Whatever your depression is about, I wish you every strength in working with it. Move, bob, slide, switch it up, depression loves a sitting duck, firing you with stories of ‘I told you so’.
Prove it wrong, challenge it with action and doing good to others, even when you feel like crap. Depression is a clear sign you need to change what you do – your job is to find what that is and do it! Good luck and keep going!
A final word from Ricky Grover
“If you walk into a hair salon it’s not the prestigious reputation of the chain you should be concentrating on but the actual stylist who cuts your hair… that same rule applies to therapy… whether it be Cognitive, NLP, Gestalt, Psychodynamic etc. The big concern should be has this person got what it takes to help me?
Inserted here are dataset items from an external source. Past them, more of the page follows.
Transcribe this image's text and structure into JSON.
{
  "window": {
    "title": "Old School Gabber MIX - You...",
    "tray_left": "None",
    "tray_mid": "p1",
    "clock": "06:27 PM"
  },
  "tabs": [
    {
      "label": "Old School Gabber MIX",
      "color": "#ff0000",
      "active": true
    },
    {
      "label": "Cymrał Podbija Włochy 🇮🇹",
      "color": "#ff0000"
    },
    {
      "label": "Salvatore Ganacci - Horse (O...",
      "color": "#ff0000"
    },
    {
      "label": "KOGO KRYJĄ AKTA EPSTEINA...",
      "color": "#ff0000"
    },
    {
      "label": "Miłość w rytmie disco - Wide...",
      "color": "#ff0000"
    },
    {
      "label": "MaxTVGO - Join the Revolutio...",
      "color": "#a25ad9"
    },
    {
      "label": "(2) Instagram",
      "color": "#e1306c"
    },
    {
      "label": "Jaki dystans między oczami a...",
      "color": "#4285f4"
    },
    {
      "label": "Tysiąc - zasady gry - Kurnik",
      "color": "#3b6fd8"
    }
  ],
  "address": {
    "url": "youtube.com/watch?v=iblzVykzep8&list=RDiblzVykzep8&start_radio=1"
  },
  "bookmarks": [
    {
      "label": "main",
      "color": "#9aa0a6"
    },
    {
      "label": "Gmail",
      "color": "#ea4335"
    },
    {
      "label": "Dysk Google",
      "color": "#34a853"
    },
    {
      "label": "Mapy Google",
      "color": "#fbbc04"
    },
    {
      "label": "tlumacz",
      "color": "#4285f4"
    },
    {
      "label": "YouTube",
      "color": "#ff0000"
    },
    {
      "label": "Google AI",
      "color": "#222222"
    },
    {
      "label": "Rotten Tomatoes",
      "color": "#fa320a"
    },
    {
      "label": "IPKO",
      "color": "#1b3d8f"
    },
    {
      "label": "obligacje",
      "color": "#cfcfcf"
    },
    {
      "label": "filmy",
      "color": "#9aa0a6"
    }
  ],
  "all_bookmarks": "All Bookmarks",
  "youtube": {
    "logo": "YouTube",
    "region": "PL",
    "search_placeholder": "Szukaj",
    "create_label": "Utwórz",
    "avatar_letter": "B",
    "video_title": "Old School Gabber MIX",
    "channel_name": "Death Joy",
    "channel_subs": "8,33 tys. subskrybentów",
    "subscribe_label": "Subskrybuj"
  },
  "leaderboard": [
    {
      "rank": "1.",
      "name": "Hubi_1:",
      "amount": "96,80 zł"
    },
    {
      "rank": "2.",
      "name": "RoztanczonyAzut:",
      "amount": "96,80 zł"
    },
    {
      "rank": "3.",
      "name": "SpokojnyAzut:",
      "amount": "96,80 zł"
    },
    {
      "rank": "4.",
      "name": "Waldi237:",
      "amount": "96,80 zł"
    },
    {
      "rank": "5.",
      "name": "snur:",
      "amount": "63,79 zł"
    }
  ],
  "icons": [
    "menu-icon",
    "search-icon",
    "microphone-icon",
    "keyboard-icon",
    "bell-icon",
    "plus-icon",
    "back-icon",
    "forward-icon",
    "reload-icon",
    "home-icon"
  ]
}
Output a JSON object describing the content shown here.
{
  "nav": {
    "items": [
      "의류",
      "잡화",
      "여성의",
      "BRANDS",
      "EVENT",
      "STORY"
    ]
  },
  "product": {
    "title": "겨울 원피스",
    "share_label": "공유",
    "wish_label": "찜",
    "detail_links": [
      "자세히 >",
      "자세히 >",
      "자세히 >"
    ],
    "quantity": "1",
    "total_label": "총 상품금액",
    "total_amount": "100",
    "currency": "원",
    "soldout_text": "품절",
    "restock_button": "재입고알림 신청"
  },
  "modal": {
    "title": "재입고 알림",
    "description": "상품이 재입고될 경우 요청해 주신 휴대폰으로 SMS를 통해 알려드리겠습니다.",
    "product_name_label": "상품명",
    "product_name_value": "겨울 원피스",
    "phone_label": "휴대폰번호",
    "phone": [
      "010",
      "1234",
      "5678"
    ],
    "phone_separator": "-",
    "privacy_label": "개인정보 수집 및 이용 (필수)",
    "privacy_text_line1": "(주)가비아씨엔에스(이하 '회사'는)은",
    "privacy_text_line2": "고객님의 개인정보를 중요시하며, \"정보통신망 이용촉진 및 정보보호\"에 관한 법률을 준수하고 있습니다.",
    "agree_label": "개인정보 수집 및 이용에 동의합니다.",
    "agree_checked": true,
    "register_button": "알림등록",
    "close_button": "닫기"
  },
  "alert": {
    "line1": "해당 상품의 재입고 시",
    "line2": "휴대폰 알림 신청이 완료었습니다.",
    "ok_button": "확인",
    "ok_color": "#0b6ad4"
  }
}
Plus it’s so surprisingly easy to go on a quick NLP course for example and start up as a practitioner, therapist.
There are some amazing therapists out there who are very capable and change peoples lives in a positive way but there are also some terrible charlatans out there, both qualified and under-qualified, don’t be fooled by the certificates on the wall! Tread carefully it’s Your Life they’re playing with.”